After the entire map is drawn and attributes assigned, save the layer edits into the shapefile, and the overall QGIS project to a project file. We're almost ready for the spatial analysis, but first, let's return one last time to the CRS. As mentioned in the brief tangent that I took earlier, the CRS may be needed if you're done a spatial autocorrelation and defining neighbors by centroid distance. If so, you'll need to know the scale of your map and the features within. QGIS contains a measure line tool. I took a few measurements of the overall width and height, as well as some feature specific measurements, and printed a hard copy of the map. Because I choose a CRS based on feet, the measurements are in feet. I also recorded the (X,Y) coordinates of the top left & right and bottom left & right corners to facilitate plotting in R.

Finally, with the shapefile layer created, we're ready to read it into R (or the statistical software of your choice) for the spatial analysis. The code to do this is relatively straightforward and included below to demonstrate reading and plotting the map.

Sample codes in R

Reading shapefiles

library(maptools)

Read the shapefile into R

map = readShapePoly("Path/to/shapefile/shapefile_name_without_extension", proj4string=CRS("+proj=tmerc +lat_0=38 +lon_0=-75.41666666666667 +k=0.999995 +x_0=200000.0001016002 +y_0=0 +ellps=GRS80 +datum=NAD83 +to_meter=0.3048006096012192 +no_defs"))

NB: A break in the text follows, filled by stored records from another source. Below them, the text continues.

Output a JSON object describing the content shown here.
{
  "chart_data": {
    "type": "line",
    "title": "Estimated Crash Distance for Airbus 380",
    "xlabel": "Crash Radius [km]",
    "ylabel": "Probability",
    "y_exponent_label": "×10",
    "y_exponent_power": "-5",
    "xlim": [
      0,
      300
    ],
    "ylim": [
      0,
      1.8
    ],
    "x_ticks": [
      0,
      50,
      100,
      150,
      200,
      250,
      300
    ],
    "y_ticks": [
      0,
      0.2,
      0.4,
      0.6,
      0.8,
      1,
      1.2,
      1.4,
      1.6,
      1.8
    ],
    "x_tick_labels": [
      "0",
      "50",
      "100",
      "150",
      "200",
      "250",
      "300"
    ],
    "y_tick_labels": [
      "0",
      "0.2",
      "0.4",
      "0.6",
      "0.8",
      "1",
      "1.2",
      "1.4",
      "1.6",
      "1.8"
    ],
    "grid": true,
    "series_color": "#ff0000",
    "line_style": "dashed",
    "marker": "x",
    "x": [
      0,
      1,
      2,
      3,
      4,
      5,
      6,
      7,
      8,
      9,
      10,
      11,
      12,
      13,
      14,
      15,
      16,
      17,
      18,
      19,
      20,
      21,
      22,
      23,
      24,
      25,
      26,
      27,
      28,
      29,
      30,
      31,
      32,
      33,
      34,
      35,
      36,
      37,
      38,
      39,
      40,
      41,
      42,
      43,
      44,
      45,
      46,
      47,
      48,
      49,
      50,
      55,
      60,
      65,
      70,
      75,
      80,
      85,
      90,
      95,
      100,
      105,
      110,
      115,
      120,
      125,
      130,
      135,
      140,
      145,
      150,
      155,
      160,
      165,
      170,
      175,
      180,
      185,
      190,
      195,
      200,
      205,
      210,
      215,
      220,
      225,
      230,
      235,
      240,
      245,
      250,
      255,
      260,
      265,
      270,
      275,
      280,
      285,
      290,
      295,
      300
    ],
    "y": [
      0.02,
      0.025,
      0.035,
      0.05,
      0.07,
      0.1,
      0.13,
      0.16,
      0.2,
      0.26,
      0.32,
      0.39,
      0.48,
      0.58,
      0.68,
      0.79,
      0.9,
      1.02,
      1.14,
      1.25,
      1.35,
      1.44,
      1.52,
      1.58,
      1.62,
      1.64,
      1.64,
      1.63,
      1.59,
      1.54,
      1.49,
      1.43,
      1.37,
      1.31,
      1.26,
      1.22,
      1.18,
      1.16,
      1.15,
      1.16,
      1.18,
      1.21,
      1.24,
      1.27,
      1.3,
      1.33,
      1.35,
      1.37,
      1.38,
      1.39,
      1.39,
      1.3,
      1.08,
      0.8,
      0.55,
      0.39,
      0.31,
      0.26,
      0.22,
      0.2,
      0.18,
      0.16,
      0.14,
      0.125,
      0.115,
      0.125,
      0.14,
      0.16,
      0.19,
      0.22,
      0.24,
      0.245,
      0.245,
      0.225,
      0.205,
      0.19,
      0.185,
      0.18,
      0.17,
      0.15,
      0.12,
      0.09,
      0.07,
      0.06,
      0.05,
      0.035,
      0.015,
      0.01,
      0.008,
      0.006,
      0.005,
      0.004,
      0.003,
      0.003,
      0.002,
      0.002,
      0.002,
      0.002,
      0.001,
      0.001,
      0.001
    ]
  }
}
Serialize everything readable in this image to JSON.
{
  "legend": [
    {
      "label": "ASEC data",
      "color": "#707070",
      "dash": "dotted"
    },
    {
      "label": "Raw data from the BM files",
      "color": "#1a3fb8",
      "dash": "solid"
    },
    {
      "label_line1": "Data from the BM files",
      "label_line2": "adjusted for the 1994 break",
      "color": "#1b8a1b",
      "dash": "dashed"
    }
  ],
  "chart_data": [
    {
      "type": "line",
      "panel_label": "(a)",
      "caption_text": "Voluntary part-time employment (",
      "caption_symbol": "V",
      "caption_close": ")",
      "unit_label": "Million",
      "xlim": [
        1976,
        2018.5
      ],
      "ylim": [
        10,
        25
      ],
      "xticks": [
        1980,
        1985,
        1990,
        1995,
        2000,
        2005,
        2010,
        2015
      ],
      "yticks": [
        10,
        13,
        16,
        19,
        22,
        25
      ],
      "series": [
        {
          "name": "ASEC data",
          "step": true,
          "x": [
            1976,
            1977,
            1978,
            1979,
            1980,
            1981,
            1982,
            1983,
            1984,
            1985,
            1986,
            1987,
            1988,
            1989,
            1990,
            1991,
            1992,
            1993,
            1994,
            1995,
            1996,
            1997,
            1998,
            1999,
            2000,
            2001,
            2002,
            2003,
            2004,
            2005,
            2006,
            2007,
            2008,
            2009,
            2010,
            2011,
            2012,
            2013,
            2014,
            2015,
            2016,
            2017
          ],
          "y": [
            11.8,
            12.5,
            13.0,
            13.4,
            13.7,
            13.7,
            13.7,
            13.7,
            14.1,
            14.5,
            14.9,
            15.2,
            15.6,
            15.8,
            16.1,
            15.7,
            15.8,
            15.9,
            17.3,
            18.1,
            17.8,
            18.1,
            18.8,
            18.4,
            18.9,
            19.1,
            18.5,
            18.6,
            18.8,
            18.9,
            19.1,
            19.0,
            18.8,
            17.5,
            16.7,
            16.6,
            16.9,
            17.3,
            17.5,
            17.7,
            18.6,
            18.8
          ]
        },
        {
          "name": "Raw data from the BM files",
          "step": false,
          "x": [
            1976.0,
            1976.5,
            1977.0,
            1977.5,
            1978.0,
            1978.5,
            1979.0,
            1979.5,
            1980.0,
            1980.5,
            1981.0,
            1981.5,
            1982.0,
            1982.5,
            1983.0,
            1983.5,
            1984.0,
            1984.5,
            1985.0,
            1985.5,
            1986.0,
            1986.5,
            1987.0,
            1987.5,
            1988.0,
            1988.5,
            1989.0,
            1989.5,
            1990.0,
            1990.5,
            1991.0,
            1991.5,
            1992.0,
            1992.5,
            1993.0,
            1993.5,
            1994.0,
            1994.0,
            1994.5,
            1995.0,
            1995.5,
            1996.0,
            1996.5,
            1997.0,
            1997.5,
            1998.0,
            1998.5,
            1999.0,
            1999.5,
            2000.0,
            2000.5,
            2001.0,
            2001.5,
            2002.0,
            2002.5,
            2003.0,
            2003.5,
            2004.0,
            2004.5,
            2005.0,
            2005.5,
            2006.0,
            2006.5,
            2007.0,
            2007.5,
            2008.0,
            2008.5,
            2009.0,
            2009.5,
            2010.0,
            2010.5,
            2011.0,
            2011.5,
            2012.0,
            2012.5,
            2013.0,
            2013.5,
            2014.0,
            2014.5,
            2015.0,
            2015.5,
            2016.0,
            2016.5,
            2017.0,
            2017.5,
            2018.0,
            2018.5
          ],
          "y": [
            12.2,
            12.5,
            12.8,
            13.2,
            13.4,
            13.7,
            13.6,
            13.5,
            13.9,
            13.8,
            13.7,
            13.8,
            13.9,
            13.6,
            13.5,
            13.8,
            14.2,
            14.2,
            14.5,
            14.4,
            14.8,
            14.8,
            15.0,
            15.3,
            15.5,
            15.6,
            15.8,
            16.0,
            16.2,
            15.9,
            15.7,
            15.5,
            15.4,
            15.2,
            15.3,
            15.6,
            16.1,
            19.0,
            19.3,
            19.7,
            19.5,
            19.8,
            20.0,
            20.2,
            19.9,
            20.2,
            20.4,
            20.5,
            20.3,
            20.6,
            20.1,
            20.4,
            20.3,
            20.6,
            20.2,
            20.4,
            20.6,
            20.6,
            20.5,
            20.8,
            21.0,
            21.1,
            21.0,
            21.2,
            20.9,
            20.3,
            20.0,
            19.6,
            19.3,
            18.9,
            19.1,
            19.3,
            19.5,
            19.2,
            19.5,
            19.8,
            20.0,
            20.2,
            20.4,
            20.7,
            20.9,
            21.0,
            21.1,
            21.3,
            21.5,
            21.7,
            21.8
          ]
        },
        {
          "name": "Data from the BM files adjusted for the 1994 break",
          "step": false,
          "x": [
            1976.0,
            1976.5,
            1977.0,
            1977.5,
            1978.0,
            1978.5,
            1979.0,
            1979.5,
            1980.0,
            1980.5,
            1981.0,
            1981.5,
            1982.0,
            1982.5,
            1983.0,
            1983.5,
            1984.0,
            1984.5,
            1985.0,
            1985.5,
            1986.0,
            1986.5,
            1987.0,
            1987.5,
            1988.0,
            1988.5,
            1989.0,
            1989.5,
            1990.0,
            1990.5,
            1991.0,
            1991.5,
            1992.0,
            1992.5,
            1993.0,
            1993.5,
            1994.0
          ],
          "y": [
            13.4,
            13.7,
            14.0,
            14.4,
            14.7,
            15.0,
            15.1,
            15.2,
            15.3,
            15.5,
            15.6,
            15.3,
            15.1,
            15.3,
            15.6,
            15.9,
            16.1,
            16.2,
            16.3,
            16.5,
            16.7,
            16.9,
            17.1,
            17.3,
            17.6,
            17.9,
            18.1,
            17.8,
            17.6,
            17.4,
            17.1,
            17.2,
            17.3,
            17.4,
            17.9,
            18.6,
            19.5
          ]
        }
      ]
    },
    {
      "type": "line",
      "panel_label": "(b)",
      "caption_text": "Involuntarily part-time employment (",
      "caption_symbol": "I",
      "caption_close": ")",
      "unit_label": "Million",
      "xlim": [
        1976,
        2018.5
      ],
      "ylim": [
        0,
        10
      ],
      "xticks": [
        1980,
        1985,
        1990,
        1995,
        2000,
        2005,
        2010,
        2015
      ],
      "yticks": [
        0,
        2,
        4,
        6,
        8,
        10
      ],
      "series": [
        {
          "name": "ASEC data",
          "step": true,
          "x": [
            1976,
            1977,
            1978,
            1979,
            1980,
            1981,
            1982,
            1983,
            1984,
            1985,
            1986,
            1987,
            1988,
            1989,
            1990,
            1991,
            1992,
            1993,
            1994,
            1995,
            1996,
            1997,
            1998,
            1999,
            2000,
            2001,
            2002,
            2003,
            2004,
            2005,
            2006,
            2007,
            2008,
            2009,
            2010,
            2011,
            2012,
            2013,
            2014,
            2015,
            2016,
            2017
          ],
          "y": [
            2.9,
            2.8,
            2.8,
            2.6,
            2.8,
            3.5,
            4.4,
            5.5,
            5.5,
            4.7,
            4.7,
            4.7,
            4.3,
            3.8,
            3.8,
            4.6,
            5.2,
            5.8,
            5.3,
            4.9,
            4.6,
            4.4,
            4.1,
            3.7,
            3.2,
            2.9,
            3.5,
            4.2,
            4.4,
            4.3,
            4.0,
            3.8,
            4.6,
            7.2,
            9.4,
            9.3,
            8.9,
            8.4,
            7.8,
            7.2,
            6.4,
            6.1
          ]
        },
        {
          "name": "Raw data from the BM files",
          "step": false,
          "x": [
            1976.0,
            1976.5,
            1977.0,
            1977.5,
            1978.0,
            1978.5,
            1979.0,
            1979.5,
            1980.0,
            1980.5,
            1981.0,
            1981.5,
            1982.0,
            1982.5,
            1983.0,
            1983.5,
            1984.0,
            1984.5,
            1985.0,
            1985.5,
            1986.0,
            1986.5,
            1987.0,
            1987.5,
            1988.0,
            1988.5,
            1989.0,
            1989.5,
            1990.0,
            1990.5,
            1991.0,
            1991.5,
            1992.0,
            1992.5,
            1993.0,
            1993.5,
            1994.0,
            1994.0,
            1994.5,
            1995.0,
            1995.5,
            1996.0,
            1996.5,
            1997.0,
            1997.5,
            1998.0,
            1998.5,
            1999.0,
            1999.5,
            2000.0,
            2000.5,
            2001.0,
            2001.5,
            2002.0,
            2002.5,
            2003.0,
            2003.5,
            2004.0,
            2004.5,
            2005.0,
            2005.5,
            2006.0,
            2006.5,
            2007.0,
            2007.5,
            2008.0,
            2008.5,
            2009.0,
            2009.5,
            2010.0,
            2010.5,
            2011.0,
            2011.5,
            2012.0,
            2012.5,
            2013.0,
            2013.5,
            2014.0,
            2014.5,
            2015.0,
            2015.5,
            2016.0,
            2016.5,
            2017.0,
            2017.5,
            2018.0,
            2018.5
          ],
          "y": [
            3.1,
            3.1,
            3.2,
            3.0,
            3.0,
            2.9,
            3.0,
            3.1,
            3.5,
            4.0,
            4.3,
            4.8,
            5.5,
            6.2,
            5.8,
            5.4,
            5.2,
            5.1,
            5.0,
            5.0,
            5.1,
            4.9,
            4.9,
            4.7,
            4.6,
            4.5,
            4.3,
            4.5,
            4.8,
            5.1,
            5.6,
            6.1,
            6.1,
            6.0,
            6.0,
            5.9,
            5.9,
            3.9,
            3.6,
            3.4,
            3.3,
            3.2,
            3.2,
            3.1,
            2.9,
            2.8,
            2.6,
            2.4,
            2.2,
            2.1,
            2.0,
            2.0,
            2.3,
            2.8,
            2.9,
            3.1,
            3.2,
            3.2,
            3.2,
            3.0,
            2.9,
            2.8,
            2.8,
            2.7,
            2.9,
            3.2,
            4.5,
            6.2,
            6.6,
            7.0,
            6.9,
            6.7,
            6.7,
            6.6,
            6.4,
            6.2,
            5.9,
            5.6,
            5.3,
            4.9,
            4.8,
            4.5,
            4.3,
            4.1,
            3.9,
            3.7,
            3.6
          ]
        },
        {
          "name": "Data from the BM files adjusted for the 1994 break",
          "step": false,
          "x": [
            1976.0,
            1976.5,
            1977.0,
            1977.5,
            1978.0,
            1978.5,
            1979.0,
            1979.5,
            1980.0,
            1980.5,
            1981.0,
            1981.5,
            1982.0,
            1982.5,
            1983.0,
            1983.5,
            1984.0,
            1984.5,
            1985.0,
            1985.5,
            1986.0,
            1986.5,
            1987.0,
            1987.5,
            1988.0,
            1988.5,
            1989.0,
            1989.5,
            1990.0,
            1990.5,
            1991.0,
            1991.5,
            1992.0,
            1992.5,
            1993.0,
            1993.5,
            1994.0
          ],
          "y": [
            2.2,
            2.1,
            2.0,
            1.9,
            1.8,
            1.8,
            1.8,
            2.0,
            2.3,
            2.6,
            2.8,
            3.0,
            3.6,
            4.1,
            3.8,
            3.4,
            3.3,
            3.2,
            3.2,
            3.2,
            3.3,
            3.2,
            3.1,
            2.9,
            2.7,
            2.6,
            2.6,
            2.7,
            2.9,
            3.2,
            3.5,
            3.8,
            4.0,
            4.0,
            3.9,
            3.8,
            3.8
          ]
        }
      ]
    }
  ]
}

Note: to obtain the proj4 string defining the CRS, copy and paste the contents of your shapefile.prj file to http://www.prj2epsg.org/search. Then, go to http://spatialreference.org and search for the EPSG number returned from the previous results. Clicking the proj4 link will obtain the correct string.

Get attribute "bed" from the shapefile

bed_list = as.character(slot(map, "data")$bed)

Based upon the order of the beds in bed_list, you can now tally the outcomes by the feature. Then we can assign colors, say by quintile, to the various areas to visually depict gradients in outcomes.

Plot map with color densities

plot(map, border="#333333", col=)

Apply attribute labels to the center of each geographic feature

text(t(sapply(slot(map, "polygons"), function(i) slot(i, "labpt"))), cex=0.9, labels=bed_list)

Edit: The plotting functions above are manually creating a choropleth map. For a more streamlined and visually pleasing figure, see this article in Spatial Demography.

Cite: Goldstein ND. Creating your own spatial analysis maps as shapefiles with QGIS. Oct 13, 2016. DOI: 10.17918/goldsteinepi.